Mélenchon, Hidalgo, Montebourg : à la recherche de l’électorat perdu

15 Septembre 2021

Après Jean-Luc Mélenchon et Arnaud Montebourg, la déclaration de candidature d’Anne Hidalgo à l’élection présidentielle, le 12 septembre, complète l’offre estampillée « maison Mitterrand et successeurs, spécialité de promesses électorales à l’usage des classes populaires, certifiée de gauche depuis 1971 ».

Tous les trois prétendent reconquérir l’électorat populaire et voudraient présenter pour cela un catalogue social. Mélenchon parle de porter le salaire minimum à 1400 euros net et de confisquer 50 milliards de profits financiers réalisés durant la crise sanitaire. Hidalgo prévoit une hausse des salaires de 15 %, plus encore pour les soignants et jusqu’au doublement de celui des enseignants, histoire de récupérer le terrain perdu dans les salles des professeurs. Montebourg promet quant à lui le paradis à condition de se claquemurer derrière les frontières et les douanes, parvenant à faire passer ce discours réactionnaire pour le dernier cri du républicanisme de gauche.

À l’aune des problèmes actuels et futurs des travailleurs, ces promesses sont dérisoires. Le monde entier s’enfonce dans la crise, les guerres et les catastrophes ; les attaques se multiplient contre les classes populaires, les bidonvilles fleurissent à nouveau dans les villes, une fraction croissante de la population a la tête sous l’eau, les préjugés réactionnaires, la violence gratuite, la délinquance, le fanatisme religieux font des ravages et la gauche de gouvernement se contente d’avancer péniblement quelques aumônes…

Mais surtout chacun sait, y compris leurs éventuels électeurs, que ces propositions ne sont que des phrases visant à les départager et certainement pas un programme de gouvernement. L’expérience a suffisamment montré que, arrivés au pouvoir, ces beaux parleurs feront là où le grand patronat leur dira de faire. Les nouveaux candidats, qui sont d’ailleurs des politiciens blanchis sous le harnais, ne feront pas mieux que les anciens, de Mitterrand à Hollande en passant par Jospin.

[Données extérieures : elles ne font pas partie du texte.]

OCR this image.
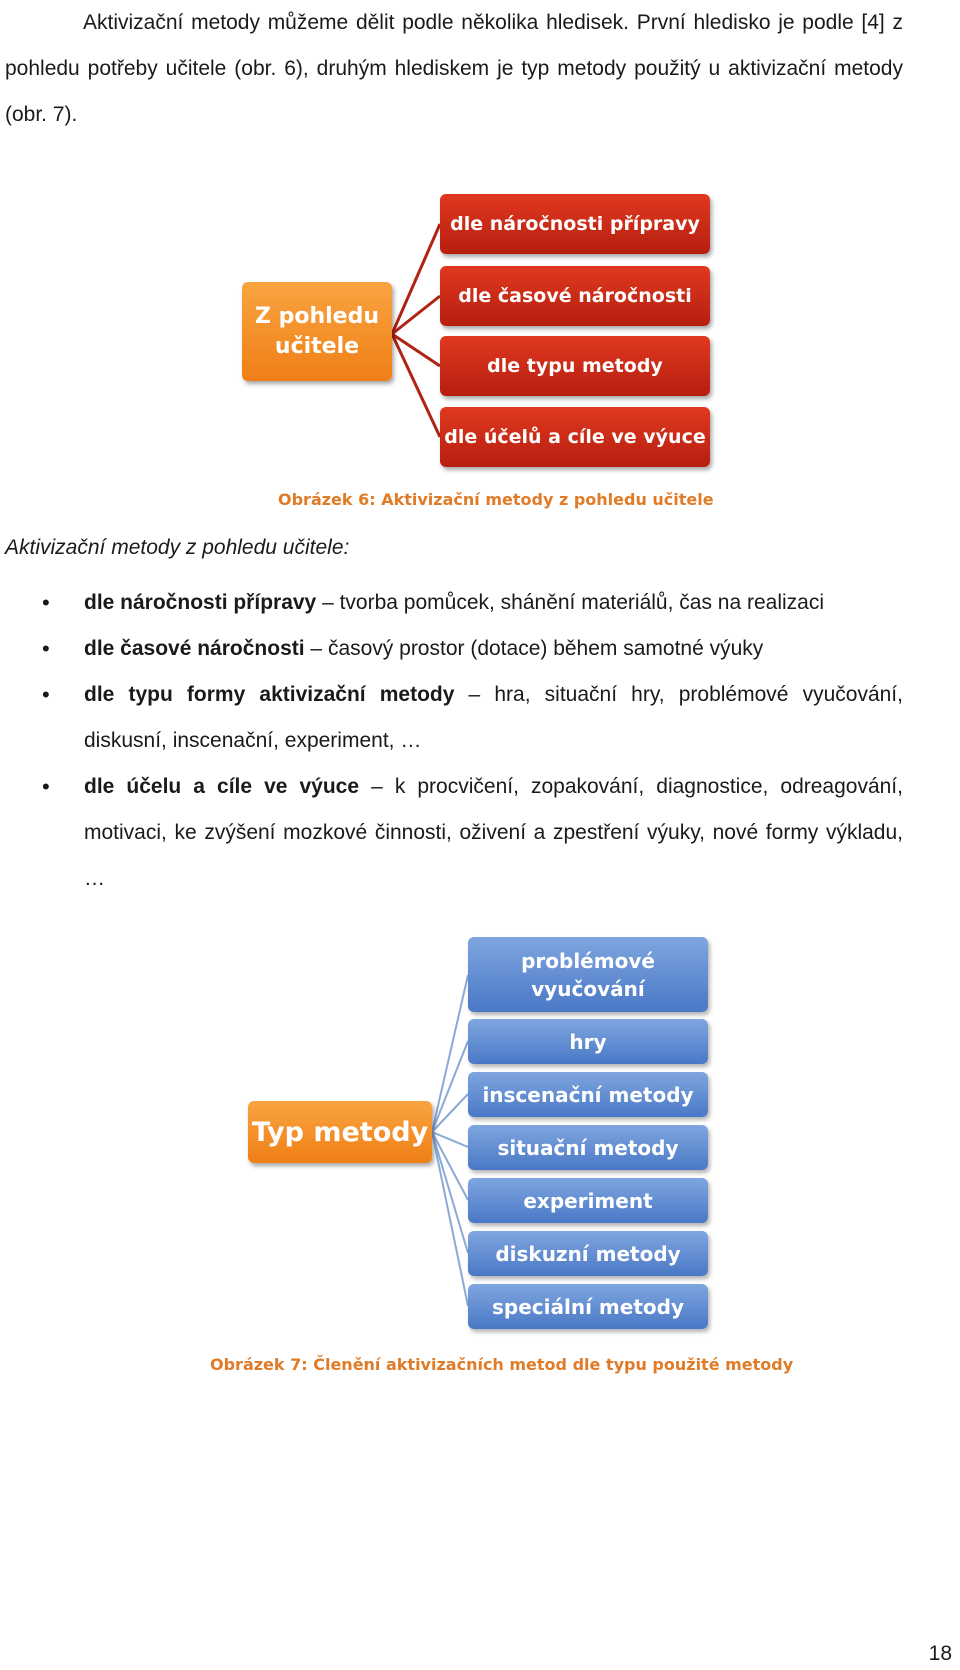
Aktivizační metody můžeme dělit podle několika hledisek. První hledisko je podle [4] z pohledu potřeby učitele (obr. 6), druhým hlediskem je typ metody použitý u aktivizační metody (obr. 7).
Z pohledu učitele
dle náročnosti přípravy
dle časové náročnosti
dle typu metody
dle účelů a cíle ve výuce
Obrázek 6: Aktivizační metody z pohledu učitele
Aktivizační metody z pohledu učitele:
• dle náročnosti přípravy – tvorba pomůcek, shánění materiálů, čas na realizaci
• dle časové náročnosti – časový prostor (dotace) během samotné výuky
• dle typu formy aktivizační metody – hra, situační hry, problémové vyučování, diskusní, inscenační, experiment, …
• dle účelu a cíle ve výuce – k procvičení, zopakování, diagnostice, odreagování, motivaci, ke zvýšení mozkové činnosti, oživení a zpestření výuky, nové formy výkladu, …
Typ metody
problémové vyučování
hry
inscenační metody
situační metody
experiment
diskuzní metody
speciální metody
Obrázek 7: Členění aktivizačních metod dle typu použité metody
18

L’improbable victoire de l’un d’entre eux ne ferait que rééditer les précédents passages de la gauche aux affaires. À chacun de ces passages les promesses électorales faites aux travailleurs ont été trahies pendant que les attaques antiouvrières et les cadeaux aux capitalistes continuaient. Cela s’est traduit par le découragement de bien des militants ouvriers, le dégoût de nombre d’électeurs et la progression des préjugés et des voix réactionnaires, de l’extrême droite nationaliste aux islamistes. C’est par sa propre politique que la gauche a perdu son électorat !

Cela n’empêche nullement Hidalgo, Mélenchon, Montebourg et autres de reproposer le même ragoût, les yeux fixés sur leurs objectifs réels qui sont le partage des circonscriptions législatives et les postes de ministre, député, maire, chef de parti ou tout autre fonction offerte aux marionnettes démocratiques.

Gagnant, placé ou non partant, le tiercé Montebourg, Hidalgo, Mélenchon ne résoudra pas plus les problèmes des travailleurs que celui qui se court à Auteuil.